Rupert-Murdochparliament-testimony Watching Rupert Murdoch stumbling his way through a parliamentary select committee this week – an event enlarged by pies and punches thrown I was reminded of the Bible story of the king's nightmare – the gold statue which turns out to have feet of clay  – the whole statue is knocked down by a stone that comes from nowhere. There's a lot in the book of Daniel about images and their fragility.  Murdoch has done well for an Australian newspaper man – he's been an architect of global satellite television. He has acquired newspaper titles from all over the world and tucked them under his arm. Even though their revenues were miniscule and shrinking compared with the TV revenues it bought him influence with the political establishment. Which is a game we have accepted for decades – media owners are powerful and we have to live with that knowledge.  Murdoch was desperate to acquire B Sky B to keep up with the global media arms race. He can't compete with the US television giants unless he does. Which is why he has made such strenuous efforts to come clean – to explain himself. For the next chapter he needs a vehicle big enough to continue world domination. I really believe him. And I don't have to mistrust his motives. There's no shame in wanting to be the biggest media owner in the world. Its a perfectly valid ambition.

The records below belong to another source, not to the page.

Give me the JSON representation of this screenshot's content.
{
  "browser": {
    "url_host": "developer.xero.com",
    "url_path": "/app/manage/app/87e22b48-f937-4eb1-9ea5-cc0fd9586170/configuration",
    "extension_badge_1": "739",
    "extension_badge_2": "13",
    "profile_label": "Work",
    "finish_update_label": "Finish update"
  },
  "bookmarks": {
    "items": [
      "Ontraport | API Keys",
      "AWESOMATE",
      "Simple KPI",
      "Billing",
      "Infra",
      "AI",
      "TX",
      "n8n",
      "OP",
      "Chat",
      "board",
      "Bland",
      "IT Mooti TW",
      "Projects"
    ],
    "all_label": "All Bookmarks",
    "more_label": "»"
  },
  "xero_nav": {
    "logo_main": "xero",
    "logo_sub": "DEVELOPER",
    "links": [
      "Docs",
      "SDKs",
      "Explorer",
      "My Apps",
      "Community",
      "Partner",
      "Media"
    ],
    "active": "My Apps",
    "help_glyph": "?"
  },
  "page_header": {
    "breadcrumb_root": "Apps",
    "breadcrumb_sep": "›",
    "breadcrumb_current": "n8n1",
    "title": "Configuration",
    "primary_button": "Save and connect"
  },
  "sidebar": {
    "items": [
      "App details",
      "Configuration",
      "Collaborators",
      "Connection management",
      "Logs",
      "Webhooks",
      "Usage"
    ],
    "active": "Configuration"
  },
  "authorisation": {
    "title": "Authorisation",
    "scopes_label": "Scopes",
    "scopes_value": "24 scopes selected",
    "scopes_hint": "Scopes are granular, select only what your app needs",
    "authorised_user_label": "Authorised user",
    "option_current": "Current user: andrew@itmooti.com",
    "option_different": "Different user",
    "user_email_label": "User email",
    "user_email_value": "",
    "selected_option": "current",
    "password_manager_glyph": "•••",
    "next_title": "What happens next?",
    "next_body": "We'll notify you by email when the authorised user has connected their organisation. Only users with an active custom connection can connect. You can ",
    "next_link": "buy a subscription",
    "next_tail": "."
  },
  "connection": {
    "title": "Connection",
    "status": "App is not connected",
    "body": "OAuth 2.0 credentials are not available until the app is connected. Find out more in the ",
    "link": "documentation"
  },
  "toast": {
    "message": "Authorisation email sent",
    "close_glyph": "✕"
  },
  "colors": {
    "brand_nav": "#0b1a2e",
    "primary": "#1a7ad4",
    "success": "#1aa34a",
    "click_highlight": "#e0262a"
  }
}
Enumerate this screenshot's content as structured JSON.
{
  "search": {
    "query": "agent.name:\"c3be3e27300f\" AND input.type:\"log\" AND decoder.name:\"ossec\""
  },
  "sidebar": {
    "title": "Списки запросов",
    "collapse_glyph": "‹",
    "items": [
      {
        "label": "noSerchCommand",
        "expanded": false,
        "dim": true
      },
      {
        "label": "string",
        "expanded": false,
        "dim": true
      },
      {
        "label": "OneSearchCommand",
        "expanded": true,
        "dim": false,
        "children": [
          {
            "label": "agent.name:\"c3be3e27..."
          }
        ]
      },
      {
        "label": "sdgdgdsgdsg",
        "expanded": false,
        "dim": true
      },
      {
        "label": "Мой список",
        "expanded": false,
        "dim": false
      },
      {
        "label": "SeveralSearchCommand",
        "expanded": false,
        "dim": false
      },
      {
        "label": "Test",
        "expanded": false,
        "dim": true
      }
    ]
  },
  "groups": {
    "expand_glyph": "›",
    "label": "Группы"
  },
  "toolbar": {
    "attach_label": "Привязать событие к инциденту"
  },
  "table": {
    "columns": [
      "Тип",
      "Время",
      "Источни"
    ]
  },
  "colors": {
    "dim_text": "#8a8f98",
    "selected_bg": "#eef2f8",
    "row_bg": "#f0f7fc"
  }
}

But we come back to the feet of clay. A culture of paying off policement, intimidating politicians, and of course the bugging. Did Murdoch know about it? Probably not. But what he has to demonstrate is that he and his organisation are fit for global dominance. If the gold head of the statue are so far from the rest of the body that he has no way of knowing how low some of his staff are prepared to sink to get a good news story – then who can trust him to take a big step up with BSkyB. The answer is Not now. And watching this 80 year old pause to catch his thoughts I thought I perceived his confusion. Should I look down at sort out my feet by closing the News of the World, by firing a couple of reporters when they go to jail (but quietly paying their legal costs – because I feel a sense of responsibility?) or do I look up and work out how I can make my organisation even bigger? Rupert isn't going anywhere.

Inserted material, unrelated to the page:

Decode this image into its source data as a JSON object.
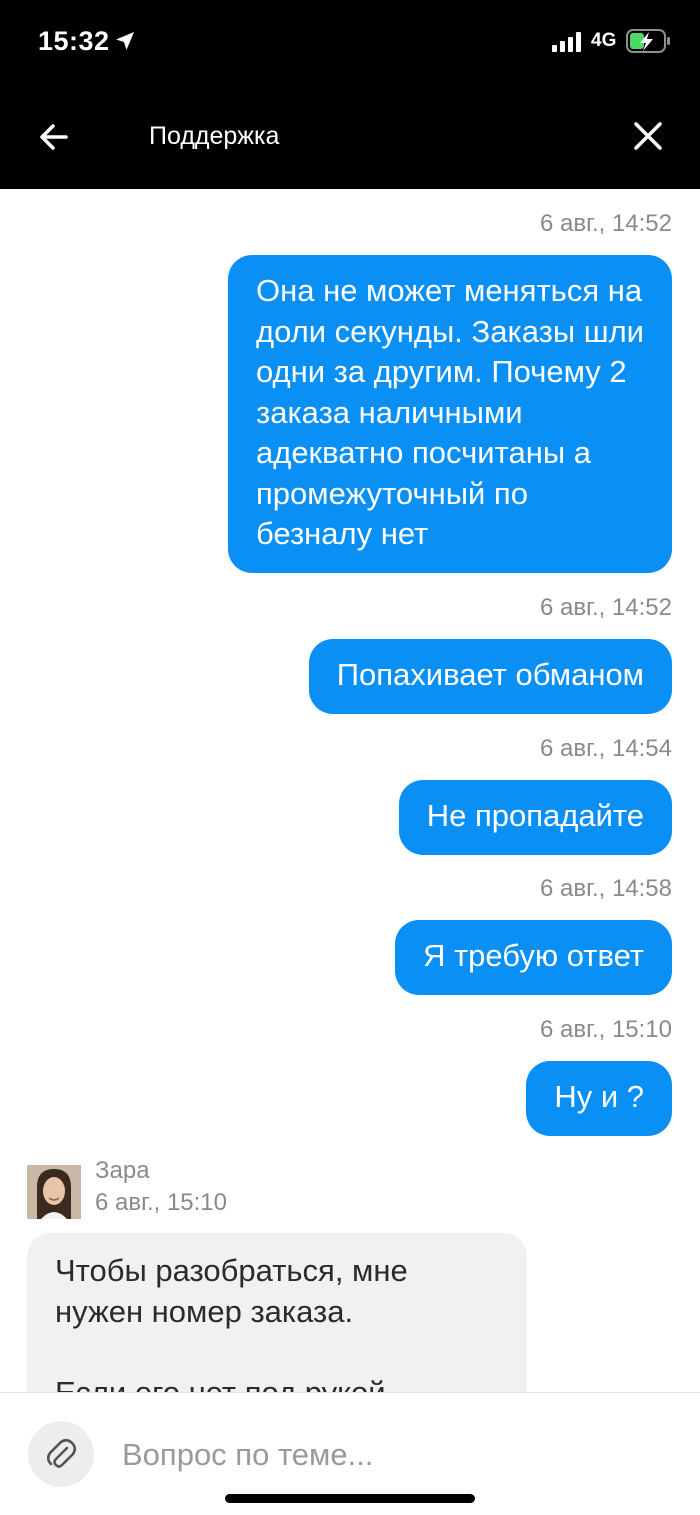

I once asked the theologian Walter Wink (author of a trilogy on managing the powers)  what he would say if Rupert Murdoch asked him how to bring News International under obedience to Christ. His reply was entirely couched in private and personal terms to Rupert Murdoch. When we badly need a corporate response. We have banks which are too big to fail. Nation states which are unaccountable. Bigger means badder – more corrupt. Western religion post reformation and particularly post 2 world wars is personal and privatised. Only in the last few years have we seen a spring where religion can ask questions in the public square without being shouted down. But accountability needs to be corporate. Which is why the Metropolitan police are leaderless and News International could very soon be. Governance must be of the whole body and it must be good, not expedient or merely legal. Because we all have feet of clay.